ERC Advanced Grant COGNIBRAINS: Cognition in an Insect Brain


  • Martin Giurfa

There is a common perception that larger brains mediate higher cognitive capacity. Social insects, however, demonstrate that sophisticated cognition is possible with miniature brains. Honeybees display higher-order learning such as categorization, non-linear discriminations, concept learning and numerosity, which are unique among insects. These capacities are mediated by a miniature brain with only 950 000 neurons. Despite extensive behavioral analyses, no study has attempted to elucidate the neural mechanisms underpinning the higher-order learning of bees. Our current breakthrough establishing virtual-reality protocols for tethered honeybees offers a unique opportunity to uncover the minimal circuits that mediate higher-order forms of cognitive processing in the brain of a behaving bee. We have recently shown that bees learn to solve elemental and non-elemental problems in this experimental context, which allows integrating behavioral, neurobiological and computational approaches to unravel the neural mechanisms underlying non- elemental learning in the honeybee.

We will combine behavioral recordings of bees learning non-linear discriminations and relational rules in a virtual reality environment, with access to their brain via multi- photon calcium imaging and multielectrode recordings of neural populations. We will determine the neural circuits of elemental and non-elemental visual learning along the visual circuits of the bee brain, and the necessity and sufficiency of these circuits for these capacities via selective knockdown and rescuing via wavelength-selective multi-photon uncaging of neurotransmitters. Data will be fed into  computational models to test hypotheses about minimal neural architectures for visual cognition, working towards whole- brain modeling. Integrating all project levels will allow expanding the currently available information on the neurobiology of insect learning. We will provide the first complete account of the mechanisms that underlie visual cognition in a miniature nervous system. We hope, in this way, to influence future directions in a broad spectrum of research fields, especially in comparing humans with one of the best-known invertebrate systems.

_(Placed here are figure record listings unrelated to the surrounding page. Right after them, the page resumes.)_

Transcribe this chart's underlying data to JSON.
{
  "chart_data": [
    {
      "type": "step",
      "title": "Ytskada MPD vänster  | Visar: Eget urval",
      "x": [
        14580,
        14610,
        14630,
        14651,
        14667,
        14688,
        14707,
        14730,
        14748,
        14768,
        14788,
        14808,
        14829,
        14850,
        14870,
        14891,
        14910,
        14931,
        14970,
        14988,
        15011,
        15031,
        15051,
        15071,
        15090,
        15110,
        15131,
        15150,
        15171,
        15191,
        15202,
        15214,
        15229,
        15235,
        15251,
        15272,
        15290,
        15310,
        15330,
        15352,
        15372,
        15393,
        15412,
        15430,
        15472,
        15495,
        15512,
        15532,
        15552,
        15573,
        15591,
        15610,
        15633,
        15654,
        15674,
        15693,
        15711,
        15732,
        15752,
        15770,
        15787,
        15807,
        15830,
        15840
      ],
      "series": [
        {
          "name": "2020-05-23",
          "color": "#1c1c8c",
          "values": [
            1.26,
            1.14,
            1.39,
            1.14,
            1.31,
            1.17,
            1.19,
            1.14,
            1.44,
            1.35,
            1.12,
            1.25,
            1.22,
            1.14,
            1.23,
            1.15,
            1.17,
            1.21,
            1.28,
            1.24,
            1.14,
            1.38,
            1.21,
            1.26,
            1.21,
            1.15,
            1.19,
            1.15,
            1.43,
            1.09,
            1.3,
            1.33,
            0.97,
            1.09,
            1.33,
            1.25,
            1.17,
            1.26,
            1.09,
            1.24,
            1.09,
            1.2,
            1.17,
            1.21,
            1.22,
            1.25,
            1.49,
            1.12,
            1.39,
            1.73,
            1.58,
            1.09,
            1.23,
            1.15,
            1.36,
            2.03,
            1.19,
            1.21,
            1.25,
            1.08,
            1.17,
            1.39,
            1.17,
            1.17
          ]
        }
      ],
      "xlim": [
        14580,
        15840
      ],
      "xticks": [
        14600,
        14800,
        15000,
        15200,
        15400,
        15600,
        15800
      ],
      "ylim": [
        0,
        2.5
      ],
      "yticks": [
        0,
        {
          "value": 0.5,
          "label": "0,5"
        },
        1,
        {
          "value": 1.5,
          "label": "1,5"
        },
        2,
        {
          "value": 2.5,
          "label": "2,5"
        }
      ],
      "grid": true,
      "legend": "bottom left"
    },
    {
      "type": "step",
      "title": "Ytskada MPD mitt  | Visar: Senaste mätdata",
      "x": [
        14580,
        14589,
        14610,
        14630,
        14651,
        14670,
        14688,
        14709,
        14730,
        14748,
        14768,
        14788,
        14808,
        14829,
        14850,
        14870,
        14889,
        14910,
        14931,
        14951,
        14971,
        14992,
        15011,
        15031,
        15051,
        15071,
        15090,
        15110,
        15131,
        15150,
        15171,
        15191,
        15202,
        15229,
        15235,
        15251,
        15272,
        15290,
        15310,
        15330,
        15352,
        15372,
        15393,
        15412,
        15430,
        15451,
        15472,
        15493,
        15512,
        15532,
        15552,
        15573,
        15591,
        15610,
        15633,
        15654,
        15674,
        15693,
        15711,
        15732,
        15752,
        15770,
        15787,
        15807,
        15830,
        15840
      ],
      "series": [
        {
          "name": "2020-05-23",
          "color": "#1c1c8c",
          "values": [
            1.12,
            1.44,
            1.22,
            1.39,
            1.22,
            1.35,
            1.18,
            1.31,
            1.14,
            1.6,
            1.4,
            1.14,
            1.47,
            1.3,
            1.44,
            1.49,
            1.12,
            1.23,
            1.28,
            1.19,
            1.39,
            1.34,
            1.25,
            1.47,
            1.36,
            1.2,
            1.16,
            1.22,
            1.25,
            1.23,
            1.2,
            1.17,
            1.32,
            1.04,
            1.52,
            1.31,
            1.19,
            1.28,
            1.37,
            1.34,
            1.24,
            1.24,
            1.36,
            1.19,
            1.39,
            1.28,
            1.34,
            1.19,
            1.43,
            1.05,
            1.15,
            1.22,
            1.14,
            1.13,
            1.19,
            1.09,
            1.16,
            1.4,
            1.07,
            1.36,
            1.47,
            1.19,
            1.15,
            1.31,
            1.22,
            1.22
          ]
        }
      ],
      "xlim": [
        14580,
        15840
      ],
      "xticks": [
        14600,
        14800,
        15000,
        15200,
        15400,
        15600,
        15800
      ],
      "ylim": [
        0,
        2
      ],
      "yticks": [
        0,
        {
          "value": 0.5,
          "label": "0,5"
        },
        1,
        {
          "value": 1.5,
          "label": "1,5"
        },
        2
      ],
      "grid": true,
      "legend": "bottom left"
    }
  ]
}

1.           M. Giurfa, Learning of sameness/difference relationships by honey bees: performance, strategies and ecological context. Curr Opin Behav Sci 37, 1-6 (2021).

2.            M. Giurfa, A. G. de Brito, T. G. de Brito, M. G. de Brito Sanchez, Charles Henry Turner and the cognitive behavior of bees. Apidologie 52, 684-695 (2021).

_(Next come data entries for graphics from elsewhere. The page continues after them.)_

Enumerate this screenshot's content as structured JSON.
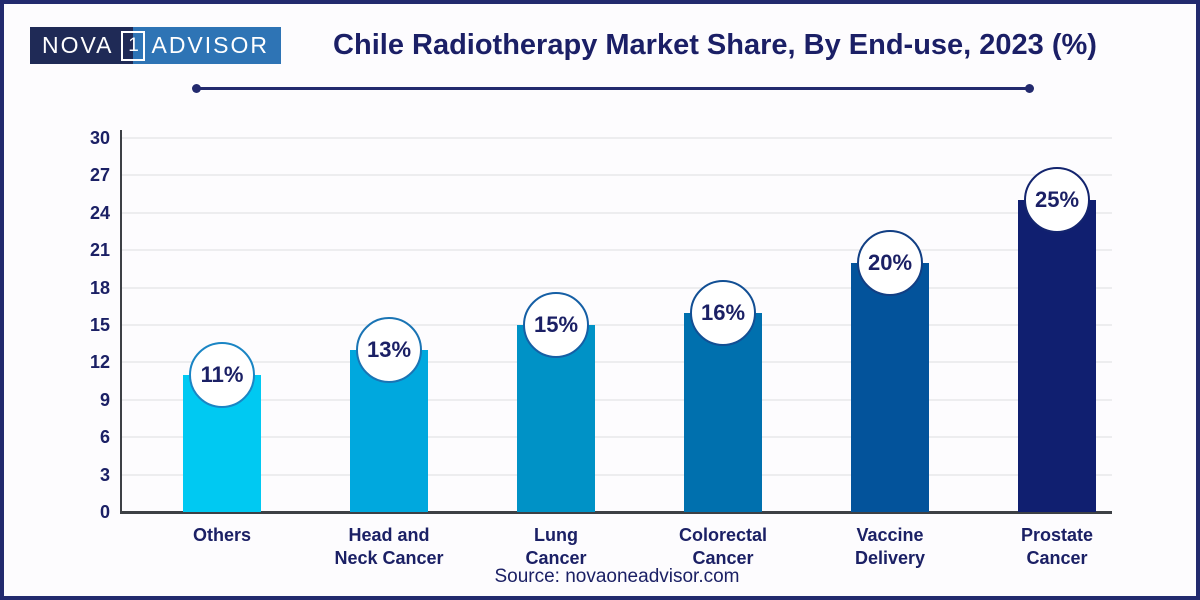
{
  "logo": {
    "nova": "NOVA",
    "one": "1",
    "advisor": "ADVISOR"
  },
  "title": "Chile Radiotherapy Market Share, By End-use, 2023 (%)",
  "source": "Source: novaoneadvisor.com",
  "colors": {
    "border_navy": "#232a6e",
    "text_navy": "#1b2065",
    "logo_dark": "#1f2a56",
    "logo_blue": "#2e74b5",
    "axis": "#3d4045",
    "grid": "#ededef"
  },
  "chart_data": {
    "type": "bar",
    "title": "Chile Radiotherapy Market Share, By End-use, 2023 (%)",
    "categories": [
      "Others",
      "Head and Neck Cancer",
      "Lung Cancer",
      "Colorectal Cancer",
      "Vaccine Delivery",
      "Prostate Cancer"
    ],
    "tick_lines": [
      [
        "Others"
      ],
      [
        "Head and",
        "Neck Cancer"
      ],
      [
        "Lung",
        "Cancer"
      ],
      [
        "Colorectal",
        "Cancer"
      ],
      [
        "Vaccine",
        "Delivery"
      ],
      [
        "Prostate",
        "Cancer"
      ]
    ],
    "values": [
      11,
      13,
      15,
      16,
      20,
      25
    ],
    "value_suffix": "%",
    "bar_colors": [
      "#00c9f2",
      "#00a8de",
      "#0092c6",
      "#0070ae",
      "#03539b",
      "#101f70"
    ],
    "badge_border_colors": [
      "#1a85c4",
      "#1a74b4",
      "#155fa5",
      "#124f94",
      "#123f84",
      "#13246e"
    ],
    "xlabel": "",
    "ylabel": "",
    "ylim": [
      0,
      30
    ],
    "yticks": [
      0,
      3,
      6,
      9,
      12,
      15,
      18,
      21,
      24,
      27,
      30
    ],
    "grid": "horizontal",
    "legend": "none"
  }
}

3.            G. Lafon, S. R. Howard, B. H. Paffhausen, A. Avarguès-Weber, M. Giurfa, Motion cues from the background influence associative color learning of honey bees in a virtual-reality scenario. Sci. Rep. 11, 21127 (2021).

4.            A. Buatois, L. Laroche, G. Lafon, A. Avargues-Weber, M. Giurfa, Higher-order discrimination learning by honeybees in a virtual environment. Eur J Neurosci 51, 681-694 (2020).

5.            H. Geng et al., Visual learning in a virtual reality environment upregulates immediate early gene expression in the mushroom bodies of honey bees. Communications Biology 5, 130 (2022).

6.            G. Lafon et al., The Neural Signature of Visual Learning Under Restrictive Virtual-Reality Conditions. Front. Behav. Neurosci. 16, 846076 (2022).